A simple trick to deal with manterrupters like Donald Trump

The Office
The Office

Do you even notice how much you get interrupted? Here’s a suggestion: Think about it next time you’re at work or in a social situation.

Then do something about it.

During the first of this season’s presidential debates between Hillary Clinton and Donald Trump, it was hard to ignore Trump constantly, aggressively stepping on Clinton’s sentences. Television cameras and mics picked up each of his “manterruptions”—a term that’s sprung up precisely because women tend to get interrupted more often than men, as studies have shown.

It’s just one example of the pervasive verbal habits that make women’s voices harder to hear, especially in workplaces. Some women are trying to change that: To deal with another aspect of the same problem—women’s ideas being brushed over, ignored, or stolen—women at the Obama White House developed a strategy they called “amplification.” When a woman made a good point, another woman would repeat it, giving credit to the original speaker.

All this made me wonder, do I even notice when I’m interrupted? I decided to do an experiment. When someone interrupted me, I’d just continue to speak, instead of giving way to help the conversation flow more smoothly.
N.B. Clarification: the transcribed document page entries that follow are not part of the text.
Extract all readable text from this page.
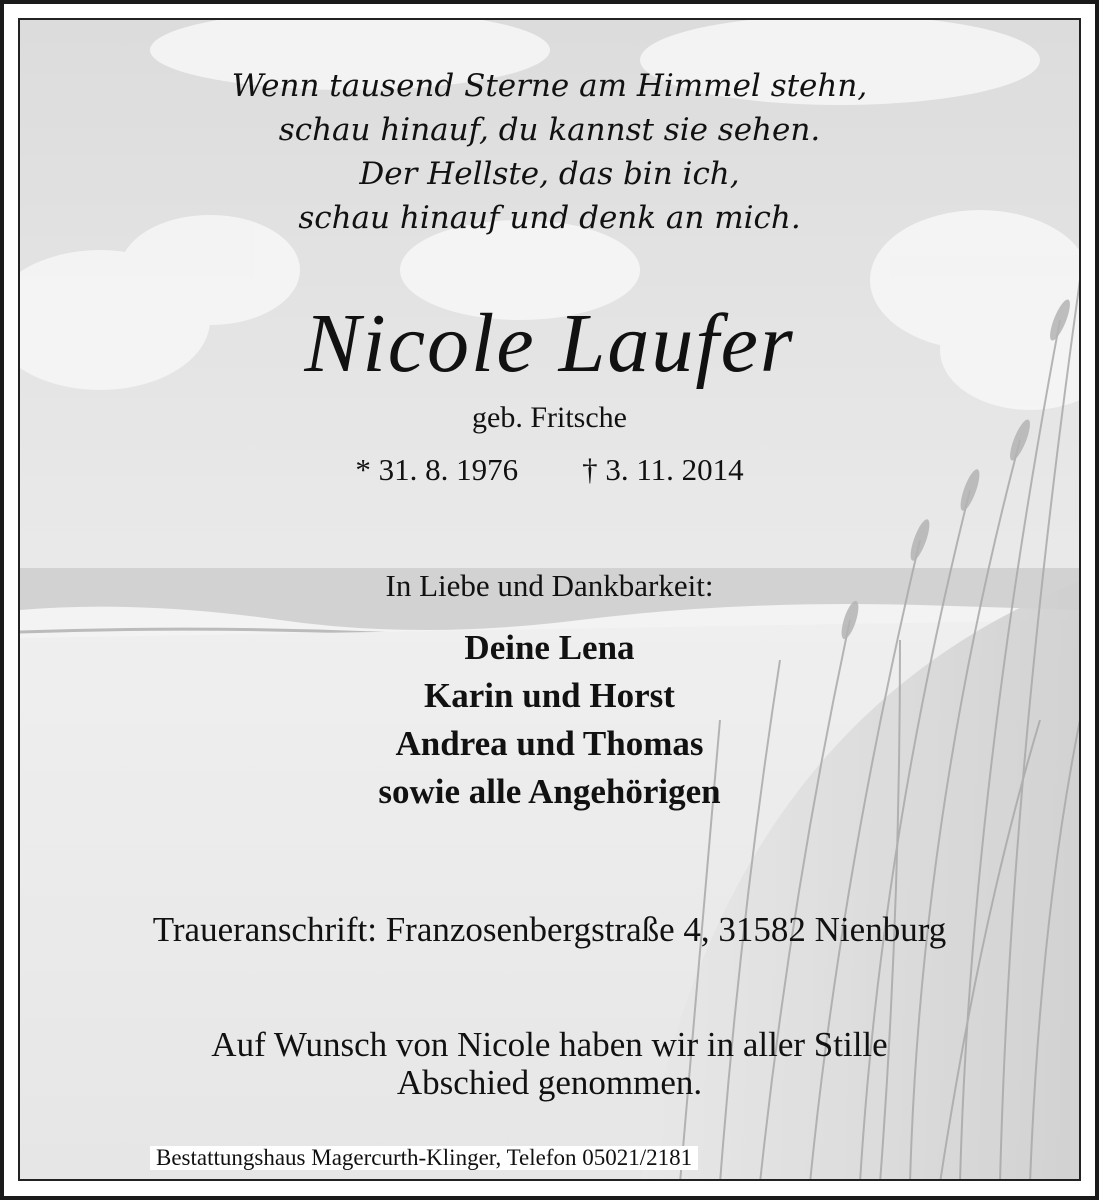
Wenn tausend Sterne am Himmel stehn,
schau hinauf, du kannst sie sehen.
Der Hellste, das bin ich,
schau hinauf und denk an mich.
Nicole Laufer
geb. Fritsche
* 31. 8. 1976 † 3. 11. 2014
In Liebe und Dankbarkeit:
Deine Lena
Karin und Horst
Andrea und Thomas
sowie alle Angehörigen
Traueranschrift: Franzosenbergstraße 4, 31582 Nienburg
Auf Wunsch von Nicole haben wir in aller Stille
Abschied genommen.
Bestattungshaus Magercurth-Klinger, Telefon 05021/2181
The result? It’s awkward. Two people carry on speaking for too long, it feels wrong, and for those moments no one gets heard.
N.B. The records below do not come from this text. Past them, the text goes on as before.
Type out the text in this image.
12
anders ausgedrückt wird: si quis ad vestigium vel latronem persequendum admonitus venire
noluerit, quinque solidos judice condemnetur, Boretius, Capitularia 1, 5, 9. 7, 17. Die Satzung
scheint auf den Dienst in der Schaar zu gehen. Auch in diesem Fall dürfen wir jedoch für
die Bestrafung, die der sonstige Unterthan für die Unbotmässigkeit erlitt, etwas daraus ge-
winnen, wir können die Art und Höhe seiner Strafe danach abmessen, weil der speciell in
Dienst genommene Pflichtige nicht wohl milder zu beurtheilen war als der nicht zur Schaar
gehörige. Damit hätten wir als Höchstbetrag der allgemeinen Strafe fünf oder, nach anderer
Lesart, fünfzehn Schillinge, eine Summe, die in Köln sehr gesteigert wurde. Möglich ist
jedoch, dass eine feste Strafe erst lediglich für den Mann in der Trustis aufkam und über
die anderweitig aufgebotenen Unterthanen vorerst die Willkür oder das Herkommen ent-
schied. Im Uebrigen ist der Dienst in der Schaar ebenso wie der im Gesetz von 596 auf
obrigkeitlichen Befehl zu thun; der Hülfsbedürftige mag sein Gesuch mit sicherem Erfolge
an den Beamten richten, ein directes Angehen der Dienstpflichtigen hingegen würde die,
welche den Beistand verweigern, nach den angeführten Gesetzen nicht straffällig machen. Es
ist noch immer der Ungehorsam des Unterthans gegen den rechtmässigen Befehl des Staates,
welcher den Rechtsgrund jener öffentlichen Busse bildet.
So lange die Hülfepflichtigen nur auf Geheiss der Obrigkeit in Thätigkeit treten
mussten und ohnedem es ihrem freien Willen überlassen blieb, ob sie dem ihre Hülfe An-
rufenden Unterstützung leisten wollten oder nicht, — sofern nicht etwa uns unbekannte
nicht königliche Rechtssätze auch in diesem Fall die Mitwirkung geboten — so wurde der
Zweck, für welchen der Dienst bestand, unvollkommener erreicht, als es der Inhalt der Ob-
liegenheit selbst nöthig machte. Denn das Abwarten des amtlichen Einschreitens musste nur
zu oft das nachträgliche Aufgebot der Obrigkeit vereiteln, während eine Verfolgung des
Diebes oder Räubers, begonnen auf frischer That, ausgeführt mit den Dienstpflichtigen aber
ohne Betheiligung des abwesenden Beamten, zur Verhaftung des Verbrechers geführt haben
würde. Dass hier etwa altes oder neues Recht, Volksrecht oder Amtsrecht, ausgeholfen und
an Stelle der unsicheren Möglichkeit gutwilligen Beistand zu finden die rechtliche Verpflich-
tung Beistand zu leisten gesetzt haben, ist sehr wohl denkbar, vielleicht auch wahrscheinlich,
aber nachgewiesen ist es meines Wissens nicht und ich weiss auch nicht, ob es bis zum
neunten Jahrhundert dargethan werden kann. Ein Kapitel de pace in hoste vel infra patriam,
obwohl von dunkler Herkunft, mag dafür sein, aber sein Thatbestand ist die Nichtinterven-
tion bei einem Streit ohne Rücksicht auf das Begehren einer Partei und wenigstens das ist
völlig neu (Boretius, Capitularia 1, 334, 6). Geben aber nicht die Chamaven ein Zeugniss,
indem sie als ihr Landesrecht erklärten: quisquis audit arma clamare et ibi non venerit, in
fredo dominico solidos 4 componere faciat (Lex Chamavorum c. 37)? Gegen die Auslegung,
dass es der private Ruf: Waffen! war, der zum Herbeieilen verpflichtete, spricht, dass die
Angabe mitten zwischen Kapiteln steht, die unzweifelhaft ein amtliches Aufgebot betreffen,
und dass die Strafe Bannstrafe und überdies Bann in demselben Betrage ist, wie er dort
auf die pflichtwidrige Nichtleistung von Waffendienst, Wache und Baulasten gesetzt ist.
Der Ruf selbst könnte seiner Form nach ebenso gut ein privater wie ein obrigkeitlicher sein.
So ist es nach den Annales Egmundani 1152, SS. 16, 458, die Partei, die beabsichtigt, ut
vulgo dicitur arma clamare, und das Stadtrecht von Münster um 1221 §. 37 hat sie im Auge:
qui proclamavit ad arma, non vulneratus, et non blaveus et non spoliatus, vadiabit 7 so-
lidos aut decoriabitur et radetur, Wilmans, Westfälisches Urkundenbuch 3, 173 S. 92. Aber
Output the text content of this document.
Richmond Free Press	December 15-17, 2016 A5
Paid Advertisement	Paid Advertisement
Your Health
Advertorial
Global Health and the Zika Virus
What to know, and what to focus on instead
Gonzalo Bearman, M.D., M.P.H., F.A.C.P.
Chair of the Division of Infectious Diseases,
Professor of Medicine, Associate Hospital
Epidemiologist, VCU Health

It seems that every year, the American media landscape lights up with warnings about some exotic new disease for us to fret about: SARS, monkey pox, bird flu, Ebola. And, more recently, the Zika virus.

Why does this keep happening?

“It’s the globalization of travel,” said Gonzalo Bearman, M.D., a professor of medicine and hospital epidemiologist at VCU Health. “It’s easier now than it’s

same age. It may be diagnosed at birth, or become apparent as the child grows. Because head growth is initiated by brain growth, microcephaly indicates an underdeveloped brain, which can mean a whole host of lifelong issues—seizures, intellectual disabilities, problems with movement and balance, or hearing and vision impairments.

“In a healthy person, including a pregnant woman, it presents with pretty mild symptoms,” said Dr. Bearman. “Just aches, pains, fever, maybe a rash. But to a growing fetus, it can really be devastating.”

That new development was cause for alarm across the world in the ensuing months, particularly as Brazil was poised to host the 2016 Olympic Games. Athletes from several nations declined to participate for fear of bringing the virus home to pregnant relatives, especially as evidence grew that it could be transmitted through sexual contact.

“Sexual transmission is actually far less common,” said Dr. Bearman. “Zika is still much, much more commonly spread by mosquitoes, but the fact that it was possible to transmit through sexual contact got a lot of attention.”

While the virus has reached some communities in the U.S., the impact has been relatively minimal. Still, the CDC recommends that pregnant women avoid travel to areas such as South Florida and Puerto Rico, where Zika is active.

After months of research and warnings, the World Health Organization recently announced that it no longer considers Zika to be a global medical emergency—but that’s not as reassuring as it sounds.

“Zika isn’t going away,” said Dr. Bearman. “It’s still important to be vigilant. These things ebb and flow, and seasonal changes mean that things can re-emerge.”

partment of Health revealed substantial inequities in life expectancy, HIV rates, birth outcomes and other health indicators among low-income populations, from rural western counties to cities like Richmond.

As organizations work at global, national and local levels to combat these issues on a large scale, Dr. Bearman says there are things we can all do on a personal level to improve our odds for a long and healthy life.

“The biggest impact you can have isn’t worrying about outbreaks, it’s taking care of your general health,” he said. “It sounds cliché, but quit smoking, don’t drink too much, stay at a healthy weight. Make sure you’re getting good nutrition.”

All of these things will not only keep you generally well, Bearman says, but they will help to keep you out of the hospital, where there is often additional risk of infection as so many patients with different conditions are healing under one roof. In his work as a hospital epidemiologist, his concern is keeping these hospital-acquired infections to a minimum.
But it’s effective in that it makes the interruption painfully obvious. And it does so without causing a scene: Creating a moment of awkwardness isn’t aggressive, so no one has to get defensive, or go out on a limb to point out that they’ve been silenced. Still, it subtly shifts the atmosphere in a room.

And the experiment made me notice that some people are much more likely to interrupt than others. This could be for several reasons, and they’re certainly not all power plays related to gender or dominance. Some people are just exuberant, for example. But no matter the intention, the effect is generally to silence the person who is interrupted.

Hillary Clinton seemed to employ a similar strategy during the first US presidential debate, powering through plenty of Trumpterruptions. Most interrupters aren’t so persistent as the GOP candidate.